Agility is an important trait for remaining on your feet during extreme periods of turbulence. It has been evident in the swift reallocation of people, skills, tools and resources during the past few months. By those responding to the demands of new markets, such as the national need for PPE, or new routes to market, exemplified by restaurants becoming takeaways and countless businesses moving online.
While agility remains valuable, a clear business strategy is, nevertheless, essential. Owners, funders, customers and staff all need to have confidence that there is a clear strategic direction. So, as we encourage leadership teams to review their business plans incorporating new and existing markets, it is also important not to lose sight of what makes you distinct.
Your business plan should be an indispensable tool that you refer to frequently. It holds the measurable goals for success and the strategy by which you are going to achieve those goals. Financial projections feature prominently in most business plans. There is another important dimension to a robust plan, however, which tends to be given less attention; a clear sense of purpose, mission and vision.
The terminology of purpose, mission and vision can feel confusing, with many variable definitions used by organisations. In simple terms, it is about addressing the ‘why’, ‘how’ and ‘what’ of your business strategy. By asking your fellow directors a few key questions, you can begin to guide the process of clarifying the ‘why’ (your sense of purpose), ‘how’ (a mission that is meeting the needs of others) and ‘what’ (the quantifiable milestones for success in achieving your vision).
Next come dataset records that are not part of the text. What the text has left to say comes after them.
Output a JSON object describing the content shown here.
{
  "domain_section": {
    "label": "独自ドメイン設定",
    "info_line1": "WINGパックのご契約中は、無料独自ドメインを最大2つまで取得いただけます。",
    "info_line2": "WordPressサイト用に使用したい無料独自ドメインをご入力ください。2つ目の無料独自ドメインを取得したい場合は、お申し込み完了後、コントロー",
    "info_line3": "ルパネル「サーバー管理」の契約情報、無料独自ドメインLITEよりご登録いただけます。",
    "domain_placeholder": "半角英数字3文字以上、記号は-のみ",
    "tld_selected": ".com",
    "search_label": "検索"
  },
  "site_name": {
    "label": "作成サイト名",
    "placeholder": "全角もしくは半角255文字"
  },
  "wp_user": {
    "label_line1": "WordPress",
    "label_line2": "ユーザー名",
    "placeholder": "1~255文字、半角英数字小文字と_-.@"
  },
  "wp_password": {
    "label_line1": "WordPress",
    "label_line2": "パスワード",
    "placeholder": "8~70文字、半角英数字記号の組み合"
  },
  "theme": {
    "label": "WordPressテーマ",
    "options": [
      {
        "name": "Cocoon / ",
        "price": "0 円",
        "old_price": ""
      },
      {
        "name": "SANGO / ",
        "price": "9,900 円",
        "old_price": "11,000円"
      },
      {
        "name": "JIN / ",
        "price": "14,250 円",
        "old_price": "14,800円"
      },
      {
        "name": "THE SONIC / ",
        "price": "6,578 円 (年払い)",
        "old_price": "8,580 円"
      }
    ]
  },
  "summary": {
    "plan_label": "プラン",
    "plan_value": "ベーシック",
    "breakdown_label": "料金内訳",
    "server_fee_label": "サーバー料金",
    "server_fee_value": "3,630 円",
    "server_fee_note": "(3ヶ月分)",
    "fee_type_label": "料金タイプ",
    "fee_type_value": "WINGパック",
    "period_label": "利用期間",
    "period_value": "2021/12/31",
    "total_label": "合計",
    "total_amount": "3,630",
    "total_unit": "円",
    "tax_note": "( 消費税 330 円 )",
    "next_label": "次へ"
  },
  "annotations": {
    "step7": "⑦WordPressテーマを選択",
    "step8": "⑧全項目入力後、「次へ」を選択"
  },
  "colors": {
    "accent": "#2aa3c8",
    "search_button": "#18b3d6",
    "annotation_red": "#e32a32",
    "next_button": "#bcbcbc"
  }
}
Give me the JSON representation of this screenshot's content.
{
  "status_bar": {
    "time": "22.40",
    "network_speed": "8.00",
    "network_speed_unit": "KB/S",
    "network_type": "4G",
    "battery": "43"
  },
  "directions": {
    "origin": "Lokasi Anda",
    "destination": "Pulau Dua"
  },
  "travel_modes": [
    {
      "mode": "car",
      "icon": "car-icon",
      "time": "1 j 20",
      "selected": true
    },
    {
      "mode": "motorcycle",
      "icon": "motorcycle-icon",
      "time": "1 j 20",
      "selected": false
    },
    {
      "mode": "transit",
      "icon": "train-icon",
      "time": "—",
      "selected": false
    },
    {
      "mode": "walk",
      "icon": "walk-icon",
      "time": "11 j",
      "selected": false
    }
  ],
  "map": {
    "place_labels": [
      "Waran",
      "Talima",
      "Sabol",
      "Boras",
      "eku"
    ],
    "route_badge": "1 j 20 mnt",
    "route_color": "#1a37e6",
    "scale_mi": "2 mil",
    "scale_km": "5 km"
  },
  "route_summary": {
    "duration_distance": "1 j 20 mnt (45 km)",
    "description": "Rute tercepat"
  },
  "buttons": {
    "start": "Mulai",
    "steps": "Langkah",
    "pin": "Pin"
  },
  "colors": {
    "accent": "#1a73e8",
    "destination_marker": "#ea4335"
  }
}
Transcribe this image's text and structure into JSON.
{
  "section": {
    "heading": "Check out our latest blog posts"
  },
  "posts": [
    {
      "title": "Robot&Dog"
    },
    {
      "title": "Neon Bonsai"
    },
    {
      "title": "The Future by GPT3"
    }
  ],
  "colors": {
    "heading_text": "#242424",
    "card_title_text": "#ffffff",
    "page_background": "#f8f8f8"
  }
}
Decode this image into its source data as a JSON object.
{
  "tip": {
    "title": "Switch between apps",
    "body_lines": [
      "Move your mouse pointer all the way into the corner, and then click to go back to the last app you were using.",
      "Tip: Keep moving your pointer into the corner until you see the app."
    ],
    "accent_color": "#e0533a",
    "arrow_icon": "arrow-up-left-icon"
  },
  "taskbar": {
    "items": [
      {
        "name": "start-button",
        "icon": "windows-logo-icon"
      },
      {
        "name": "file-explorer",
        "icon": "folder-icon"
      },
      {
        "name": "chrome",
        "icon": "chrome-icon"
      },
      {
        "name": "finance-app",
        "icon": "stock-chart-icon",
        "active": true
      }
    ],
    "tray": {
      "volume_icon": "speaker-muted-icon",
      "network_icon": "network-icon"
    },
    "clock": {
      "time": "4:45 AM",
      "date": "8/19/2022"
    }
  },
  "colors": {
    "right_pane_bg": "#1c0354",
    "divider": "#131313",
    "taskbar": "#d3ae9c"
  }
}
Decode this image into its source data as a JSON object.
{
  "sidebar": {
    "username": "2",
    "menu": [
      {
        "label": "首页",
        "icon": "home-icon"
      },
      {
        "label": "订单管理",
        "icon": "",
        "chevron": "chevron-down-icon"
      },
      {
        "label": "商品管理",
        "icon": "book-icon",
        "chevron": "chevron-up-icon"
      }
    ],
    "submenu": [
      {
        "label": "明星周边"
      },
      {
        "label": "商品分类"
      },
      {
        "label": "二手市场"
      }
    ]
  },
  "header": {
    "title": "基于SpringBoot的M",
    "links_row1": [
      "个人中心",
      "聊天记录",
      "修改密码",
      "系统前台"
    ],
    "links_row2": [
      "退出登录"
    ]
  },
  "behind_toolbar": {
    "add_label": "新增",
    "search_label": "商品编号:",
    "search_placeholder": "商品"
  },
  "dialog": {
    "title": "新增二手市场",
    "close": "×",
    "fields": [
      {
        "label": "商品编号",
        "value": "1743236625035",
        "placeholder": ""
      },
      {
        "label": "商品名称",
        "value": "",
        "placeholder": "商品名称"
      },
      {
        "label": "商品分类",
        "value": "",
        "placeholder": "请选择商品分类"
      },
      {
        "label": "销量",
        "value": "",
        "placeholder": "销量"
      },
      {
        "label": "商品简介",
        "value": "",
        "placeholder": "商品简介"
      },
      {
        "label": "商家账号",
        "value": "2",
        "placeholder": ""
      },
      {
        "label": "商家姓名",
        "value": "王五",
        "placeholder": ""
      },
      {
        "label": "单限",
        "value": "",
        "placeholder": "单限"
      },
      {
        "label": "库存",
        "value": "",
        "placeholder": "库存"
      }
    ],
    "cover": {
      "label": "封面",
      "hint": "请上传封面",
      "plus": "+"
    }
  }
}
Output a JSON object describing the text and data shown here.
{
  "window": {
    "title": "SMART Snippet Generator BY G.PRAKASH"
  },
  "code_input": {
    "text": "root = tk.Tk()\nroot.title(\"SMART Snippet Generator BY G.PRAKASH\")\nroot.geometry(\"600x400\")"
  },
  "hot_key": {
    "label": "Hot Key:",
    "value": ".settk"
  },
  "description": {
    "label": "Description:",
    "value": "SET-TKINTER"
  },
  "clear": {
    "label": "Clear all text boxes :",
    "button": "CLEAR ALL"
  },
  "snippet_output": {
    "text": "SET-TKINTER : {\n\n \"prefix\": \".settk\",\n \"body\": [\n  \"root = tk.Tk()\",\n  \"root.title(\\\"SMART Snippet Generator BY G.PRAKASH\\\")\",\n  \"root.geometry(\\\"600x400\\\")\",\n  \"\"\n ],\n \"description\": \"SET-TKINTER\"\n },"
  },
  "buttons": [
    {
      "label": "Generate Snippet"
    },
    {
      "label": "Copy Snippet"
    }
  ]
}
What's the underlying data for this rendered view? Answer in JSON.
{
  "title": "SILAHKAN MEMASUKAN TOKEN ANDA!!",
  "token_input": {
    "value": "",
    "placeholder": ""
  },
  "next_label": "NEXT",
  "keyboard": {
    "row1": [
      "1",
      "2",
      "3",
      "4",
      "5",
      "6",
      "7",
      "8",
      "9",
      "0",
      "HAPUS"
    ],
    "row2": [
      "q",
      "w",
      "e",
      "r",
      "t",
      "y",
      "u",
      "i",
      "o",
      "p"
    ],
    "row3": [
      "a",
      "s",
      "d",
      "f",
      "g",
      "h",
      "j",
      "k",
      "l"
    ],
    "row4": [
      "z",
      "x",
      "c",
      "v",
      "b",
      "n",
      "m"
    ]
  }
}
When exploring your purpose, consider:
- Why does your organisation exist?
- What is the overall belief for the future that drives you?
- What is the long-term effect you want to have in the world; relating to your customers, communities and the environment?
Your purpose may feel so big it seems unobtainable, but this steers every decision.
More than ever, when organisations have experienced so much change, a clear sense of purpose can help to orientate the decisions you make for the future. Without it, there is a risk that rapid and significant change feels like chaos; it may seem disorientating for all of your stakeholders just at a time when you need to build confidence.
After all, when you think about what makes you distinct from your competitors it is unlikely to be simply the products or services you sell. Ask your customers and they will probably mention the way that you work, how they relate to your people and the reputation you have in the market.
In short, developing a strong recovery strategy requires rigorous attention to detail in business planning, cost control, cash flow and sales pipelines. It also merits careful attention to some of the wider aspects of business strategy; a clear and consistent purpose; and an understanding among your colleagues and customers about what makes you distinct in today’s fast-changing marketplace.